En l’espèce, les frais relatifs aux honoraires d’avocat du 21 mai 2024 à hauteur de 600 euros seront pris en compte au titre de l’article 700 du code de procédure civile et les frais d’assignation du 7 juin 2024 à hauteur de 116.68 euros s’analysent comme des dépens.
Il convient de préciser que ces frais sont visés par le syndicat des copropriétaires comme entrant dans la catégorie des frais nécessaires au recouvrement au titre de l’article 10-1 paragraphe a) de la loi du 10 juillet 1965. Cependant, « les droits et émoluments des actes des huissiers de justice et le droit de recouvrement ou d’encaissement à la charge du débiteur » visés sont ceux entrant dans la phase précontentieuse (commandement de payer etc.) ce qui n’est pas le cas de frais d’avocat et d’assignation.
Il résulte de l’ensemble de ces éléments que M. [N] [E] reste redevable de la somme de 1 735.68 euros au titre de l’arriéré de charges et frais nécessaires selon décompte arrêté au 24 février 2025.

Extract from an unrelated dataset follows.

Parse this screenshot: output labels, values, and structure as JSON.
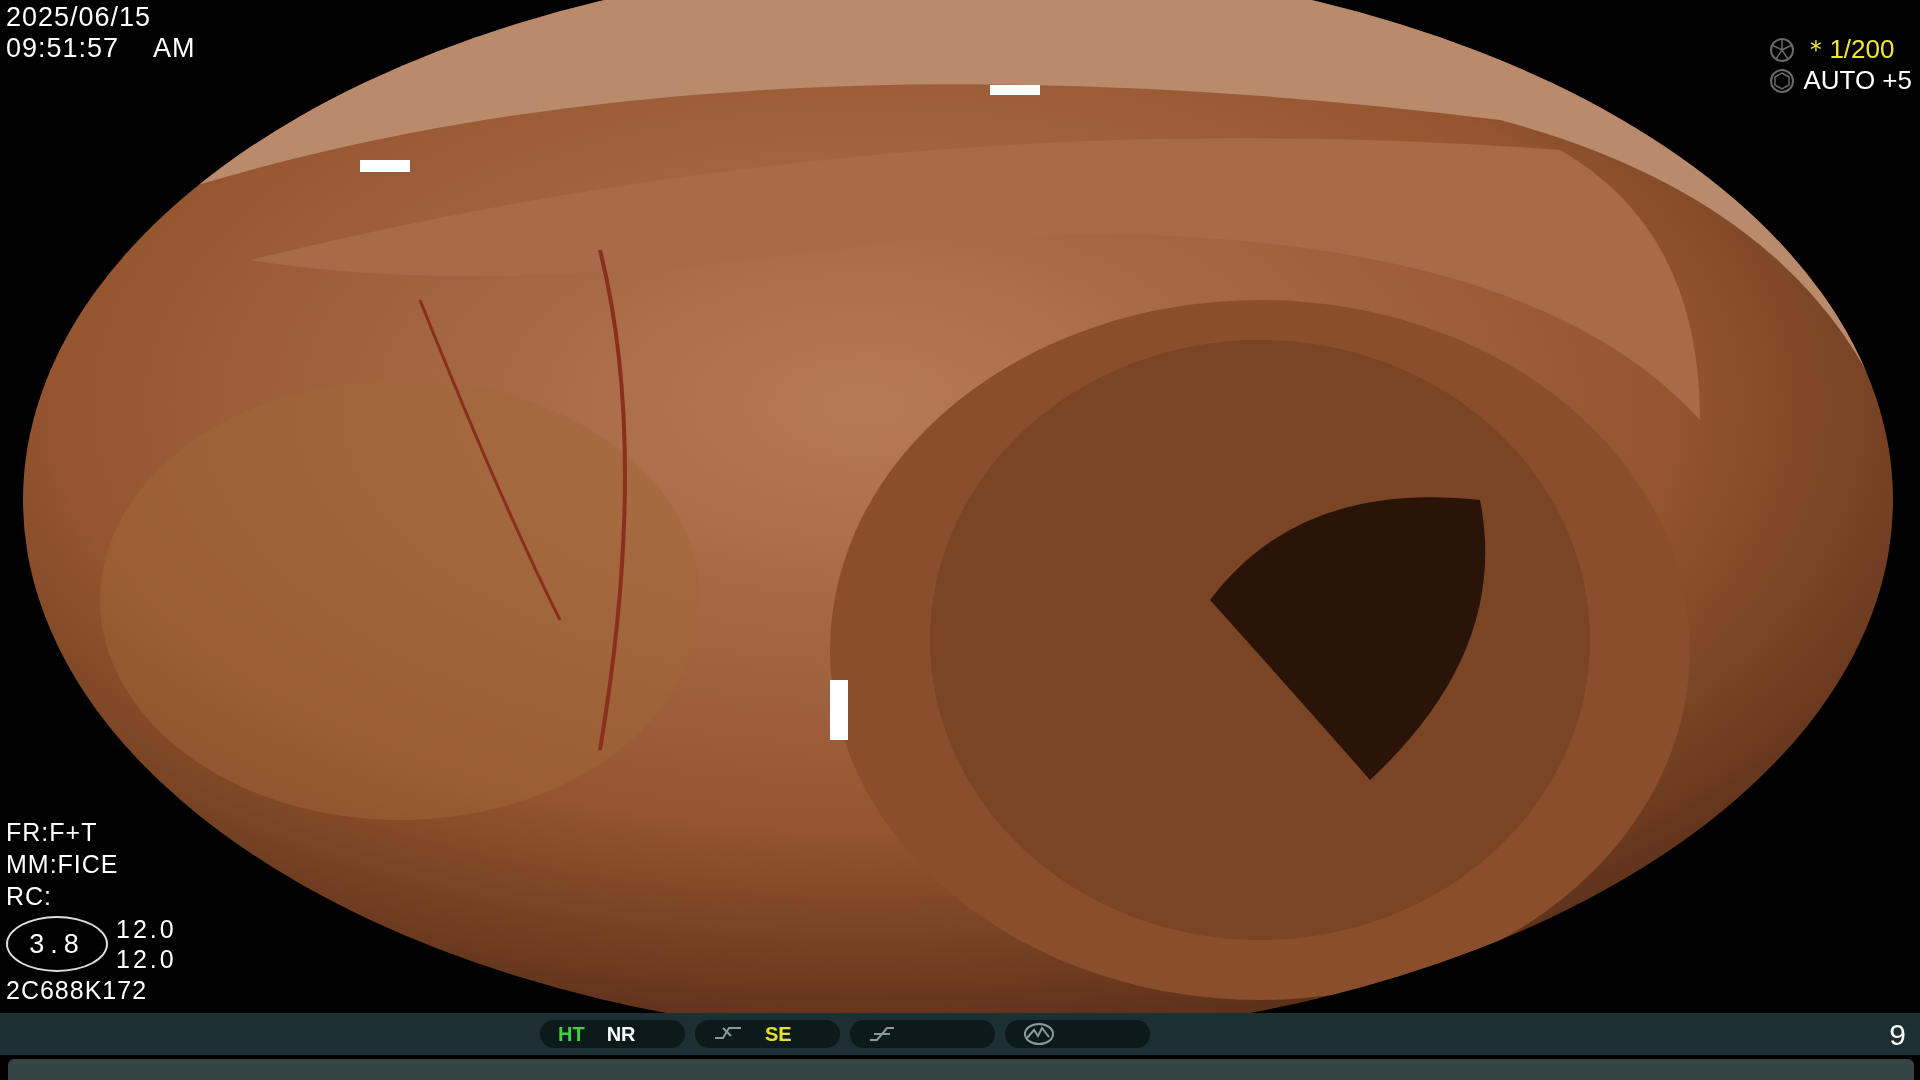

2- Sur la demande de dommages et intérêts
L’article 1231-6, alinéa 3, du code civil dispose que le créancier auquel son débiteur en retard a causé, par sa mauvaise foi, un préjudice indépendant de ce retard, peut obtenir des dommages et intérêts distincts de l’intérêt moratoire.
L’obligation essentielle d’un copropriétaire est de régler régulièrement et intégralement les charges de copropriété afférentes à son lot. Le fait de ne pas respecter cette obligation est fautif.
En l’espèce, les efforts faits par M. [N] [E] pour apurer la dette de charges de copropriété est notoire mais il est regrettable que « ce sursaut » n’ait pas eu lieu avant la phase contentieuse ni qu’il se soit rapproché du syndic de copropriété pour trouver un arrangement amiable.
Il s’ensuit que la carence de M. [N] [E] est manifeste bien que devant être mesurée. Il sera condamné au paiement de la somme de 200 euros à titre de dommages et intérêts.
3- Sur les mesures de fin de jugement
En application des dispositions de l’article 696 du code de procédure civile, M. [N] [E] qui succombe à la présente instance sera condamné aux dépens ainsi qu’au paiement de la somme de 1 000 euros au titre des frais irrépétibles.
Conformément à l’article 514 du code de procédure civile, la présente décision est exécutoire de droit à titre provisoire.
PAR CES MOTIFS
Le Tribunal, statuant par décision réputée contradictoire rendue en dernier ressort et par mise à disposition au greffe,
CONDAMNE M. [N] [E] à payer au syndicat des copropriétaires des immeubles [Adresse 3] et [Adresse 1] à [Localité 8] représenté par son syndic la SARL Charles Gaschignard les sommes de :
1 735.68 euros au titre de l’arriéré de charges de copropriété et frais nécessaires arrêté au 24 février 2024
200 euros de dommages-intérêts au titre de la résistance abusive ;
1 000 euros au titre de l’article 700 du code de procédure civile ;
RAPPELLE que les droits et émoluments des actes des huissiers de justice et le droit de recouvrement ou d’encaissement sont à la charge de M. [N] [E] ;
CONDAMNE M. [N] [F] entiers dépens ;
RAPPELLE le caractère exécutoire de droit à titre provisoire de la présente décision.
Le présent jugement a été signé par Constance DESMORAT, Vice-président et Nathalie DEPIERROIS, Greffier.